When I was younger I believed that there was a perfect path that G-d had laid out for me. A single ideal reality that if I made the exact right decisions would bring me into the best possible fulfillment of G-d's will and purpose for my life. I thought that there was some wiggle room, but that if I messed up too much I would lose out on the ideal and follow a sub-optimal life, that while maybe still good was not all that it could have been.
As I have lived my life and seen opportunities come and go, some taken and some not I have adopted a different view however. I have seen that on any number of occasions, even when I have made a distinct effort to determine G-d's will He has not distinctly pointed out one direction above others. Which if there was in fact a "perfect" path you would think He would try to make it clear. I even had Him tell me to "pick one" when I was trying to decide which church to go to.
As I have thought about this it has begun to make more sense to me on a theological level as well. We were put here to have relationship with G-d. A major part of that is His endowment to us of free will. So it would stand to reason that beyond our ability to choose to love Him or not He would also give us the freedom in how we serve Him. I believe He allows us to express our free will and individuality by providing many ways to fully live out our purpose. He lets us choose. And in many cases I think the choice can include "big" things like who we marry, if/when/how many kids we have, where we live, and what vocational paths we take.

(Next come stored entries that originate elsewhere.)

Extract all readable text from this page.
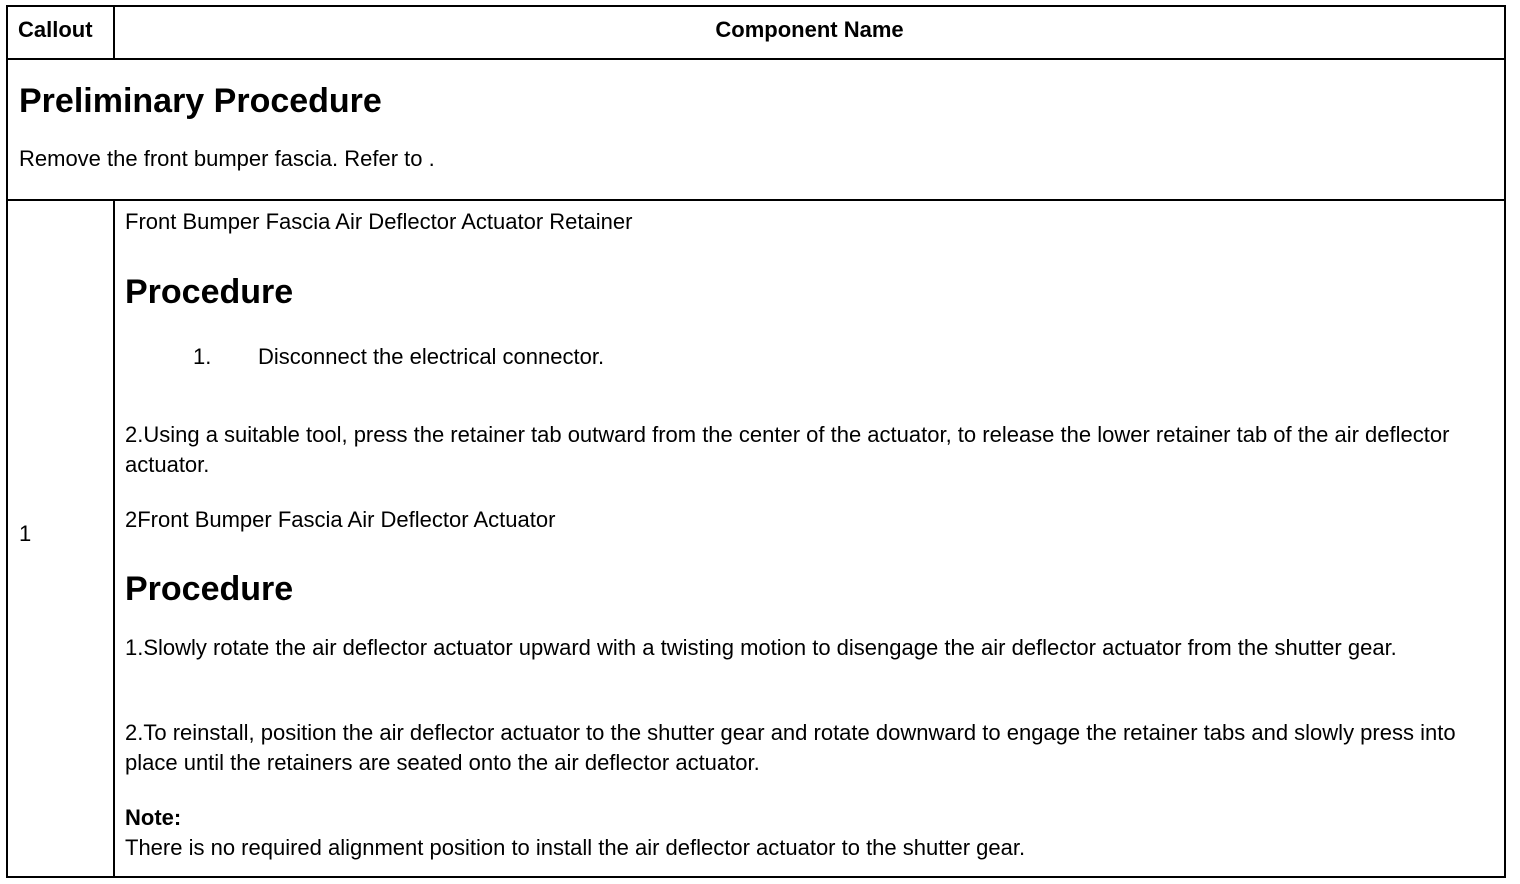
Callout	Component Name
Preliminary Procedure
Remove the front bumper fascia. Refer to .
1
Front Bumper Fascia Air Deflector Actuator Retainer
Procedure
1. Disconnect the electrical connector.
2.Using a suitable tool, press the retainer tab outward from the center of the actuator, to release the lower retainer tab of the air deflector actuator.
2Front Bumper Fascia Air Deflector Actuator
Procedure
1.Slowly rotate the air deflector actuator upward with a twisting motion to disengage the air deflector actuator from the shutter gear.
2.To reinstall, position the air deflector actuator to the shutter gear and rotate downward to engage the retainer tabs and slowly press into place until the retainers are seated onto the air deflector actuator.
Note:
There is no required alignment position to install the air deflector actuator to the shutter gear.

This has a had a real affect on me that has further strengthened my belief that this is true. The result (or "fruit" to use the Christianeze term) has been that I am more at peace when making decisions. I make significant effort to make the best decision possible of course, but the weight of "getting it perfectly right" is now mostly lifted off me. I can make choices even where I don't know which decision is best with confidence that G-d will honor my decision.